The Board of Supervisor’s Land Use and Transportation Committee passed a revised version of last year’s “Campos Amendment” to the Ellis Act on a first reading last week. The Campos Amendment provided for enhanced relocation assistance payments based on the difference between rent controlled and market rental rates, for two years. First the federal district court in Levin v. CCSF and then the Superior Court in Jacoby v. CCSF found that payment metric unconstitutional, for lacking both an “essential nexus” with and a “rough proportionality” to a landlord’s act of withdrawing units from the rental market.
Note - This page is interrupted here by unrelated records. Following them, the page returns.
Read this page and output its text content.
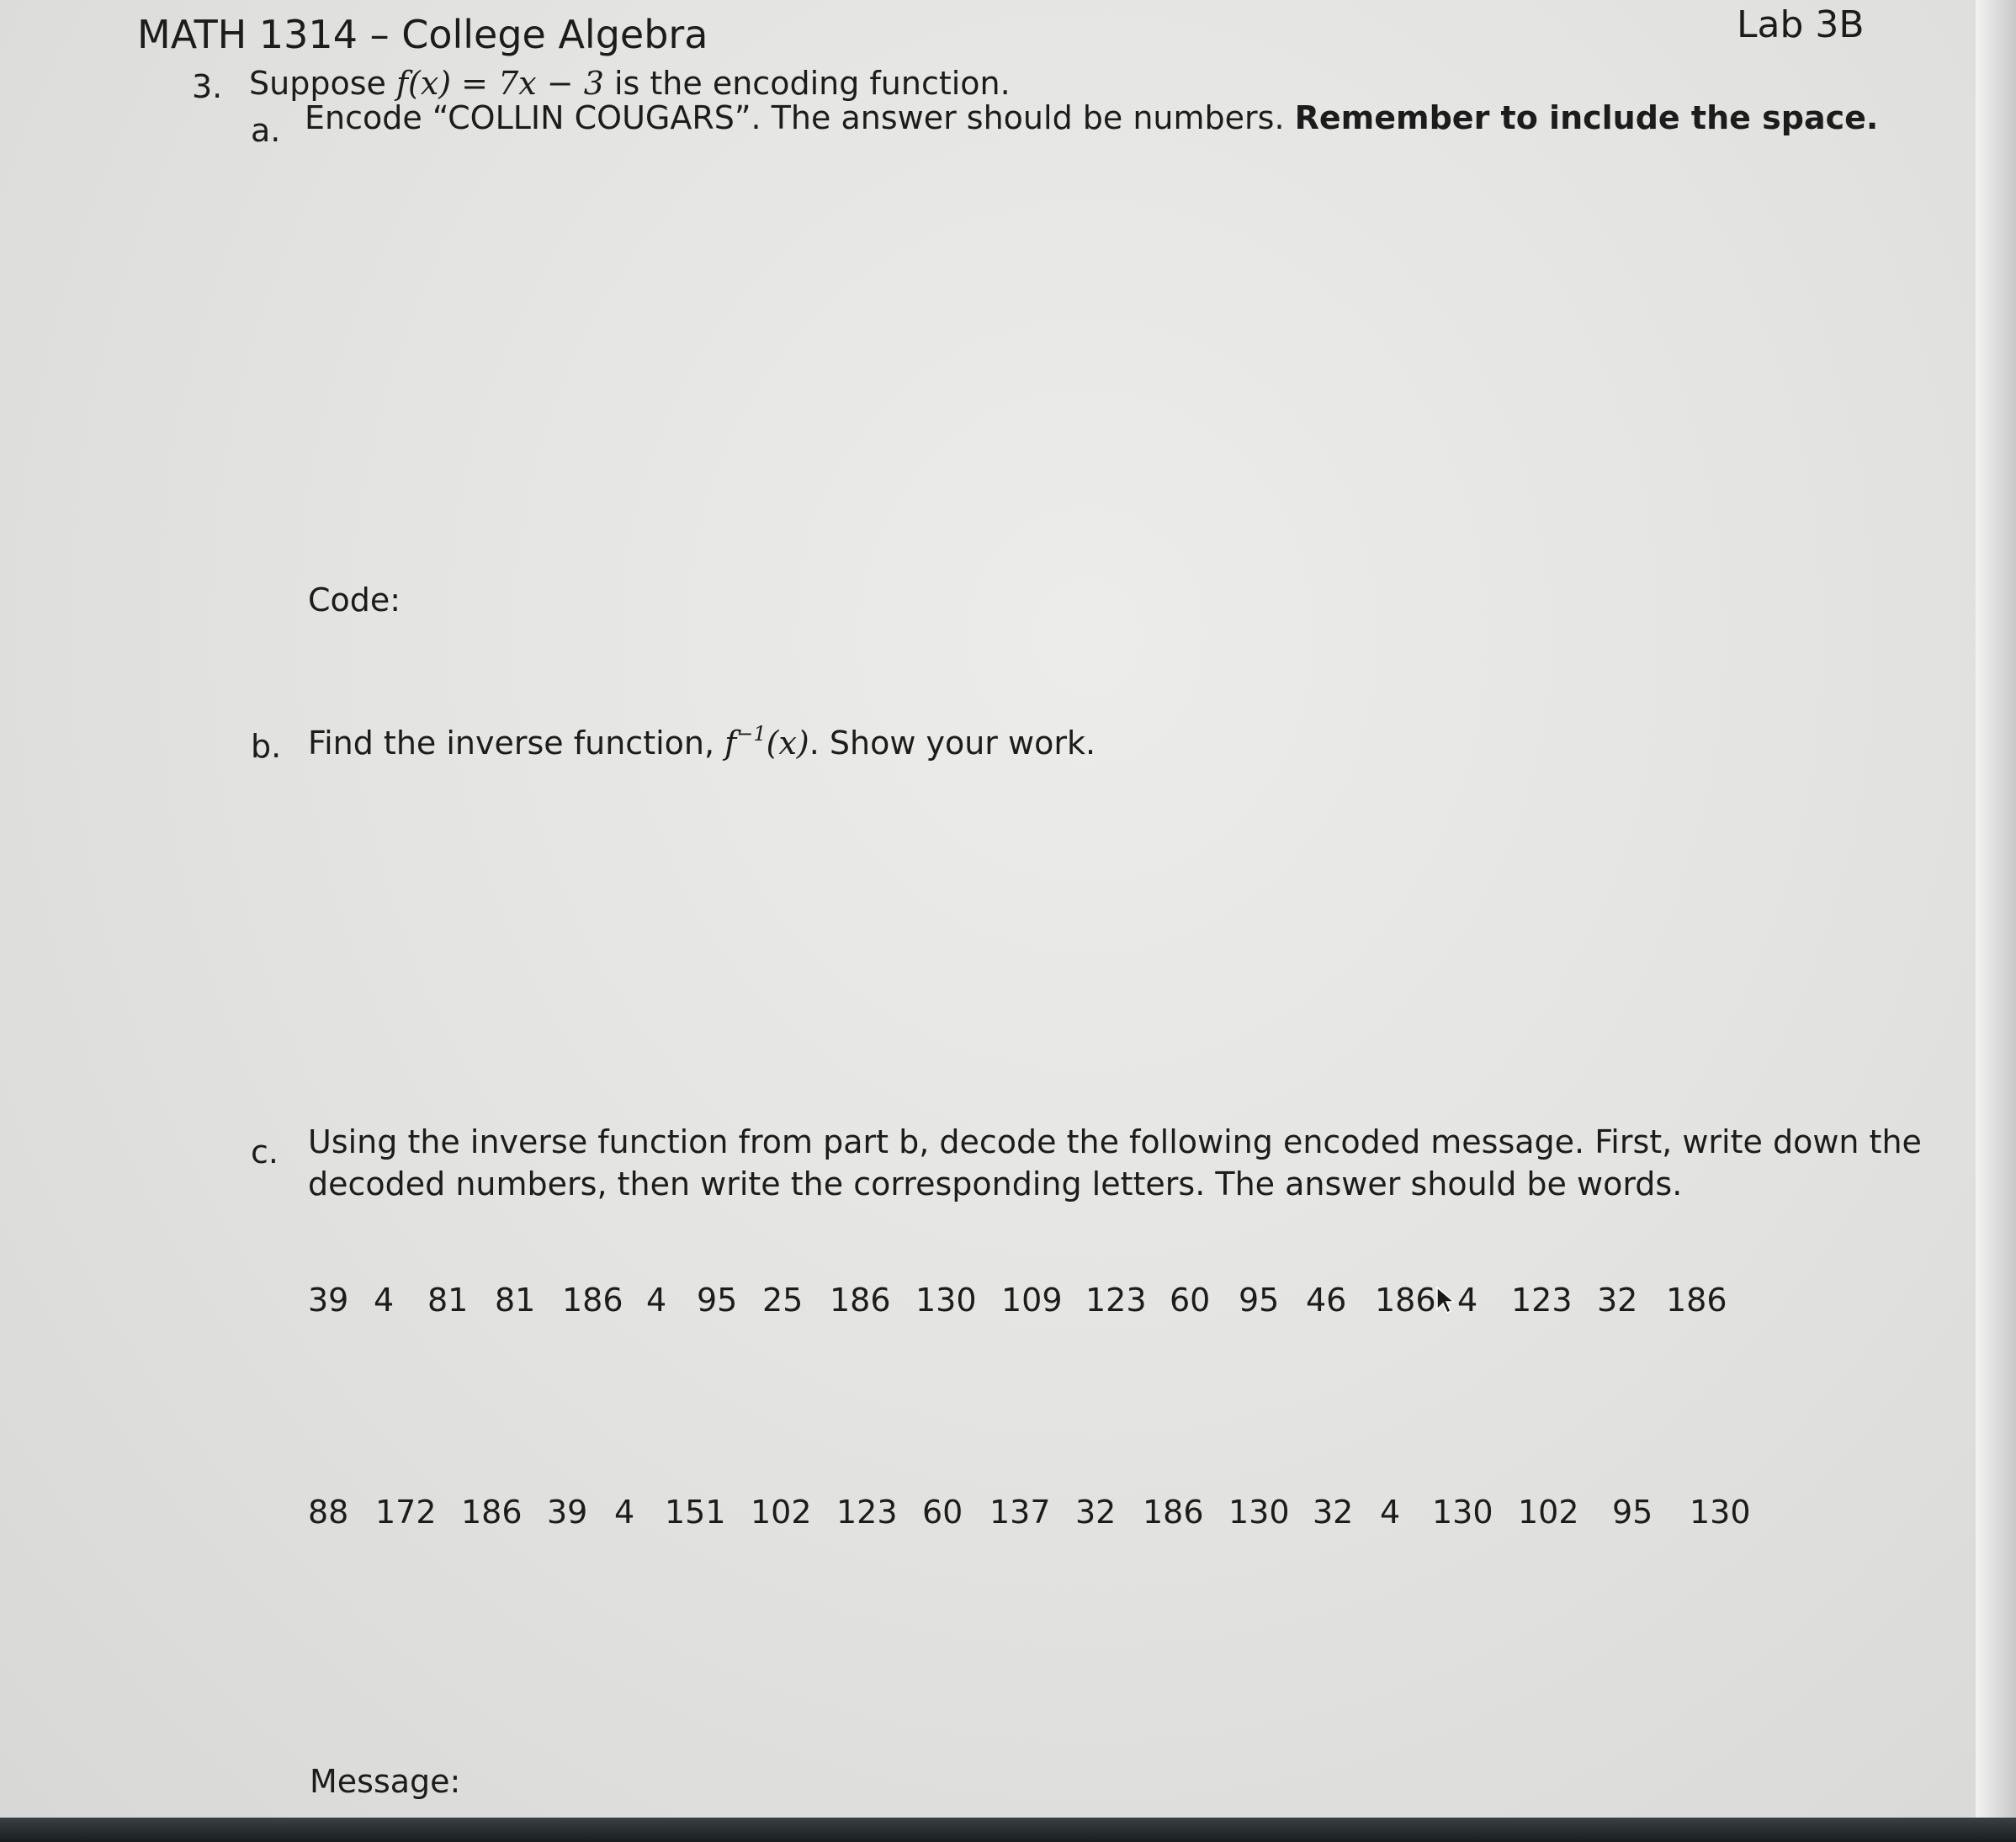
MATH 1314 – College Algebra	Lab 3B
3. Suppose f(x) = 7x − 3 is the encoding function.
a. Encode “COLLIN COUGARS”. The answer should be numbers. Remember to include the space.
Code:
b. Find the inverse function, $f^{-1}(x)$. Show your work.
c. Using the inverse function from part b, decode the following encoded message. First, write down the
decoded numbers, then write the corresponding letters. The answer should be words.
39 4 81 81 186 4 95 25 186 130 109 123 60 95 46 186 4 123 32 186
88 172 186 39 4 151 102 123 60 137 32 186 130 32 4 130 102 95 130
Message:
The proposed legislation responds directly to the criticisms laid out in these rulings. Its much less ambitious relocation payments are capped at $50,000.00 per unit, and the enhanced relocation payments are not required until a tenant returns a signed Declaration, stating that they will use the money for relocation costs. That said, the Declaration is now made a prerequisite to terminating tenancies under the Ellis Act, which may raise preemption concerns. And the enforcement mechanism contemplated by the proposed legislation requires a tenant to keep track of expenditures so that their former landlord can request and verify that they’ve used the money for housing, which may raise privacy concerns.
The proposed legislation is expected to pass on its second reading this Tuesday, before the Board of Supervisors sends it to the Mayor.